2.2. RAINBELT MECHANISMS
This section starts with a brief description of the main climate features and their drivers over central Africa. Drivers of rainfall producing mechanisms found over the region encompass the northern and the southern components of the African Easterly Jet, the shallow meridional circulation, the Congo Basin Cell, the Congo Air Boundary, and the Intertropical Convergence Zone (ITCZ). The dynamics of the jets are well documented and owe their existence to surface temperature contrast between the warm and dry Sahara and the cold and wet Congo Basin for the northern component, and the warm and dry Kalahari and the Congo for the southern component (Cook, 2015; Kuete et al., 2020). These jets modulate mid‐tropospheric moisture convergence and impact rainfall at annual and interannual time scales. Therefore, the jets are influenced by the dynamic of heat lows over the northern and southern African continent.

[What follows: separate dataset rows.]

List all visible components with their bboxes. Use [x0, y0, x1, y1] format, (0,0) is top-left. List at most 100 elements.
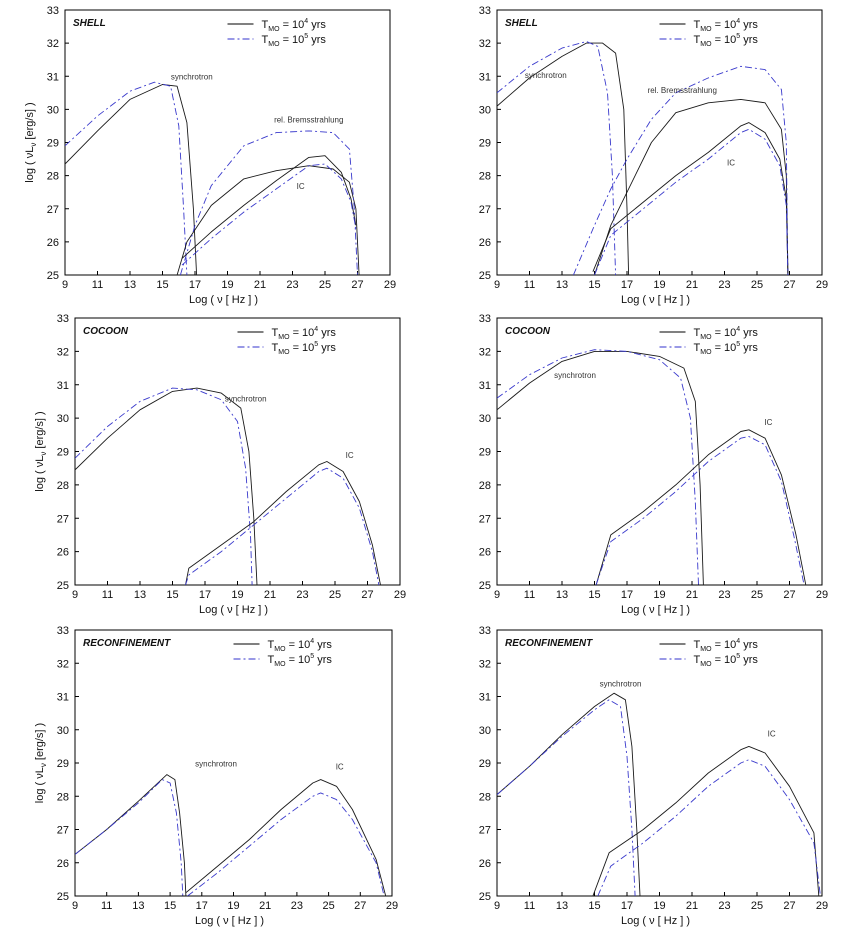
curve-label-rel: rel. Bremsstrahlung	[648, 86, 717, 95]
y-tick-label: 30	[479, 725, 491, 737]
x-tick-label: 23	[291, 900, 303, 912]
x-tick-label: 13	[556, 900, 568, 912]
x-tick-label: 27	[351, 279, 363, 291]
curve-label-ic: IC	[346, 451, 354, 460]
x-tick-label: 19	[653, 900, 665, 912]
y-tick-label: 30	[479, 413, 491, 425]
y-tick-label: 33	[57, 313, 69, 325]
y-tick-label: 32	[47, 38, 59, 50]
legend-entry: TMO = 105 yrs	[272, 341, 337, 356]
legend-entry: TMO = 104 yrs	[694, 18, 759, 33]
x-tick-label: 17	[196, 900, 208, 912]
x-tick-label: 29	[384, 279, 396, 291]
legend-entry: TMO = 104 yrs	[694, 638, 759, 653]
x-tick-label: 15	[156, 279, 168, 291]
legend-entry: TMO = 104 yrs	[694, 326, 759, 341]
series-synchrotron-1e5	[75, 779, 184, 896]
x-tick-label: 9	[72, 589, 78, 601]
y-tick-label: 25	[57, 891, 69, 903]
series-synchrotron-1e5	[497, 699, 636, 896]
y-tick-label: 31	[479, 380, 491, 392]
legend-entry: TMO = 105 yrs	[262, 33, 327, 48]
y-tick-label: 28	[47, 171, 59, 183]
x-tick-label: 19	[231, 589, 243, 601]
y-tick-label: 28	[57, 480, 69, 492]
series-synchrotron-1e5	[75, 387, 253, 585]
y-tick-label: 28	[479, 791, 491, 803]
y-tick-label: 27	[57, 825, 69, 837]
y-tick-label: 25	[57, 580, 69, 592]
y-tick-label: 31	[57, 380, 69, 392]
series-synchrotron-1e4	[497, 692, 641, 896]
series-rel.-1e4	[594, 98, 789, 275]
x-tick-label: 11	[524, 900, 535, 912]
y-tick-label: 29	[479, 758, 491, 770]
x-axis-label: Log ( ν [ Hz ] )	[621, 294, 690, 306]
x-tick-label: 21	[686, 589, 698, 601]
panel-title: COCOON	[505, 326, 551, 337]
x-tick-label: 11	[524, 279, 535, 291]
curve-label-synchrotron: synchrotron	[554, 371, 596, 380]
panel-cocoon-10kpc: 9 11 13 15 17 19 21 23 25 27 29 25 26 27 28 29 30 31 32 33 L…	[34, 313, 406, 616]
panel-shell-100kpc: 9 11 13 15 17 19 21 23 25 27 29 25 26 27 28 29 30 31 32 33 L…	[479, 5, 828, 306]
x-tick-label: 27	[361, 589, 373, 601]
panel-reconfinement-100kpc: 9 11 13 15 17 19 21 23 25 27 29 25 26 27 28 29 30 31 32 33 L…	[479, 625, 828, 927]
series-rel.-1e4	[176, 165, 360, 275]
y-tick-label: 33	[57, 625, 69, 637]
x-axis-label: Log ( ν [ Hz ] )	[621, 604, 690, 616]
x-tick-label: 9	[62, 279, 68, 291]
curve-label-ic: IC	[297, 182, 305, 191]
plot-frame	[496, 317, 823, 586]
curve-label-synchrotron: synchrotron	[525, 71, 567, 80]
series-ic-1e4	[592, 745, 820, 896]
curve-label-rel: rel. Bremsstrahlung	[274, 116, 343, 125]
series-ic-1e4	[185, 461, 381, 585]
x-tick-label: 21	[686, 900, 698, 912]
series-synchrotron-1e5	[65, 81, 188, 275]
x-tick-label: 15	[164, 900, 176, 912]
x-tick-label: 29	[816, 900, 828, 912]
curve-label-ic: IC	[727, 159, 735, 168]
x-tick-label: 19	[653, 589, 665, 601]
x-tick-label: 13	[134, 589, 146, 601]
series-rel.-1e5	[179, 130, 358, 275]
x-tick-label: 25	[751, 589, 763, 601]
x-tick-label: 23	[296, 589, 308, 601]
y-tick-label: 28	[479, 171, 491, 183]
y-tick-label: 33	[479, 313, 491, 325]
curve-label-synchrotron: synchrotron	[171, 73, 213, 82]
series-ic-1e4	[595, 429, 807, 585]
y-tick-label: 31	[47, 71, 59, 83]
series-ic-1e5	[597, 759, 821, 896]
y-tick-label: 27	[479, 204, 491, 216]
x-tick-label: 25	[319, 279, 331, 291]
x-tick-label: 27	[783, 900, 795, 912]
x-tick-label: 15	[166, 589, 178, 601]
series-synchrotron-1e4	[65, 84, 198, 275]
y-tick-label: 31	[57, 692, 69, 704]
series-ic-1e5	[595, 436, 805, 585]
x-tick-label: 27	[783, 279, 795, 291]
y-tick-label: 33	[479, 5, 491, 17]
x-tick-label: 9	[494, 279, 500, 291]
x-tick-label: 13	[124, 279, 136, 291]
y-tick-label: 27	[47, 204, 59, 216]
panel-title: SHELL	[505, 18, 538, 29]
curve-label-synchrotron: synchrotron	[225, 394, 267, 403]
y-tick-label: 28	[57, 791, 69, 803]
x-tick-label: 21	[264, 589, 276, 601]
x-tick-label: 19	[227, 900, 239, 912]
x-tick-label: 17	[199, 589, 211, 601]
x-tick-label: 27	[354, 900, 366, 912]
y-tick-label: 30	[57, 725, 69, 737]
y-tick-label: 30	[479, 104, 491, 116]
x-tick-label: 21	[259, 900, 271, 912]
x-tick-label: 9	[72, 900, 78, 912]
series-ic-1e5	[181, 163, 357, 266]
curve-label-synchrotron: synchrotron	[195, 759, 237, 768]
x-tick-label: 15	[588, 279, 600, 291]
legend-entry: TMO = 104 yrs	[272, 326, 337, 341]
x-tick-label: 15	[588, 900, 600, 912]
legend-entry: TMO = 105 yrs	[694, 33, 759, 48]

Also associated with these heat lows are shallow meridional circulation cells (Shekar & Boos, 2017) associated with poleward flow at the surface, ascent over dry lands in northern and southern Africa, and a return flow at mid‐troposphere. The Congo Basin Cell is a shallow zonal overturning circulation with ascent over central Africa, an upper eastward flow at mid‐level, and descent branch over the coastal region, and is associated at lower level with the low‐level westerlies from the southeast Altlantic Ocean, which are a main source of moisture for central Africa (Longandjo & Rouault, 2019). The Congo Air Boundary, defined as the location where low‐level westerlies meet with the easterly Indian Ocean trade winds at the surface (Howard and Washington 2019), lies over southern central Africa in August–September and controls the southward shift of the African rainbelt afterward.

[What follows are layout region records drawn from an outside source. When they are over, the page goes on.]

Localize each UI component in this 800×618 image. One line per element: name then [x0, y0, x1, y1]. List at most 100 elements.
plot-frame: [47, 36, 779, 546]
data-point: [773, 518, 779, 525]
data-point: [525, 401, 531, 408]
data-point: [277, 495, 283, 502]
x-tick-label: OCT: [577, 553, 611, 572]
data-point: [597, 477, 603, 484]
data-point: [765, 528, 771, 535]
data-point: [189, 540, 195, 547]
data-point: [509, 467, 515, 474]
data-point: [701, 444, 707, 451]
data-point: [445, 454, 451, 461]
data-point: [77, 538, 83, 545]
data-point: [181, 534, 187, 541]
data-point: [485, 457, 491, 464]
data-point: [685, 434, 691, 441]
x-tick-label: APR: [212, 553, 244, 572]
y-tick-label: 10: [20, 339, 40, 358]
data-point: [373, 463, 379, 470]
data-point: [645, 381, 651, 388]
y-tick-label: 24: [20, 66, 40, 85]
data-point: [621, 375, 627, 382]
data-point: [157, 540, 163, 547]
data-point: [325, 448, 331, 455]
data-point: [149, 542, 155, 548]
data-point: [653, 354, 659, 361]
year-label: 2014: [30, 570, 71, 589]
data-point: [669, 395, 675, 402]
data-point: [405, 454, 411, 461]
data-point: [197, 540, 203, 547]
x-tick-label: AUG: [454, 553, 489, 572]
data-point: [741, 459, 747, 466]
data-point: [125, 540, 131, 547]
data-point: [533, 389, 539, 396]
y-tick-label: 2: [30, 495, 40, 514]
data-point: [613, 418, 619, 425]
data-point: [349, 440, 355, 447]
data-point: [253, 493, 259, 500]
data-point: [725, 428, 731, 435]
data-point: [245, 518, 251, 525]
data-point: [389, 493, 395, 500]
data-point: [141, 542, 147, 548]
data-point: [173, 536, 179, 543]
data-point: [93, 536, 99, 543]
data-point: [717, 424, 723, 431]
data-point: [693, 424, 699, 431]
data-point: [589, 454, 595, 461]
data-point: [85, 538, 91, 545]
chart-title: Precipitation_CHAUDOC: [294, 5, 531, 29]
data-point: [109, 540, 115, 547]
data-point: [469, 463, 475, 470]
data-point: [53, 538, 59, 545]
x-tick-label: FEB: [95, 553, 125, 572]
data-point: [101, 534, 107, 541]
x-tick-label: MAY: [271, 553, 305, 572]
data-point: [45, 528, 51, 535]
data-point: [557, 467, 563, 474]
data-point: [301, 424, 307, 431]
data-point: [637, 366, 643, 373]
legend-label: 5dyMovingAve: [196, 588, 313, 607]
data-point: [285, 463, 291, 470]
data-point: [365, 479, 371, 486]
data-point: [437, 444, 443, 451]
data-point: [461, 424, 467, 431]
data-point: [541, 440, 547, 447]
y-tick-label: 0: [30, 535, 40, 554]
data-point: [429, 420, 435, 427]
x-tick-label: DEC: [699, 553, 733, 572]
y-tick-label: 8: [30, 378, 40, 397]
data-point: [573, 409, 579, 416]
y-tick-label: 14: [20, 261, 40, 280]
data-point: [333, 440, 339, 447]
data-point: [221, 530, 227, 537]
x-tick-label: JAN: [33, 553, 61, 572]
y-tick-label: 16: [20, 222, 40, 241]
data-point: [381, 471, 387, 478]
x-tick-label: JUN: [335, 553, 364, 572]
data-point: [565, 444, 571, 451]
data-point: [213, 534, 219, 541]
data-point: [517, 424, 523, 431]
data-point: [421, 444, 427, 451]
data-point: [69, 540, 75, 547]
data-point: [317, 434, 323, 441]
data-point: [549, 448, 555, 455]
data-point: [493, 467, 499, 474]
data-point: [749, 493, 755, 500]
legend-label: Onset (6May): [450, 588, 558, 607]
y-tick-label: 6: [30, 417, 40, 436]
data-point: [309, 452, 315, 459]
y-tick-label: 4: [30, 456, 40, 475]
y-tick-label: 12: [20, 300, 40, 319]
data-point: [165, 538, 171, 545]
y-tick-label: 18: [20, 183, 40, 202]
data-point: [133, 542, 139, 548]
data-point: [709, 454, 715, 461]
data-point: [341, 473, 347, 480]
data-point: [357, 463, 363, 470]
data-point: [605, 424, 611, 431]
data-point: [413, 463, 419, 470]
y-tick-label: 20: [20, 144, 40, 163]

The ITCZ is the climate feature with which the dynamic has long been associated, and the climate regime over Central Africa (Collier & Hughes, 2011; Sandjon et al., 2012). This assumes that, over central Africa, surface wind convergence is collocated with maximum temperature, high cloudiness, rainfall, low pressure (McGregor & Nieuwolt, 1998), and minimum longwave radiation (Sandjon et al., 2012). Suzuki (2011) couldn’t find a strong relation between these surface meteorological variables and the mechanisms underlying the formation and maintenance of the ITCZ. Over Central Africa, surface wind convergence is discernible in the northern part and associated with a local heat low, shallow convection (Suzuki, 2011), and little rainfall (Nicholson, 2009). This surface convergence is effectively independent of the system that produces deep convection and most of the rainfall. Over much of the area of maximum rainfall, Nicholson (2018) found lower tropospheric subsidence and concludes that over central Africa, the ITCZ paradigm, which entails surface convergence leading directly to ascent and hence rainfall, is incorrect.
Over Central Africa, ascent associated with rainfall begins in the middle atmosphere (Nicholson, 2018).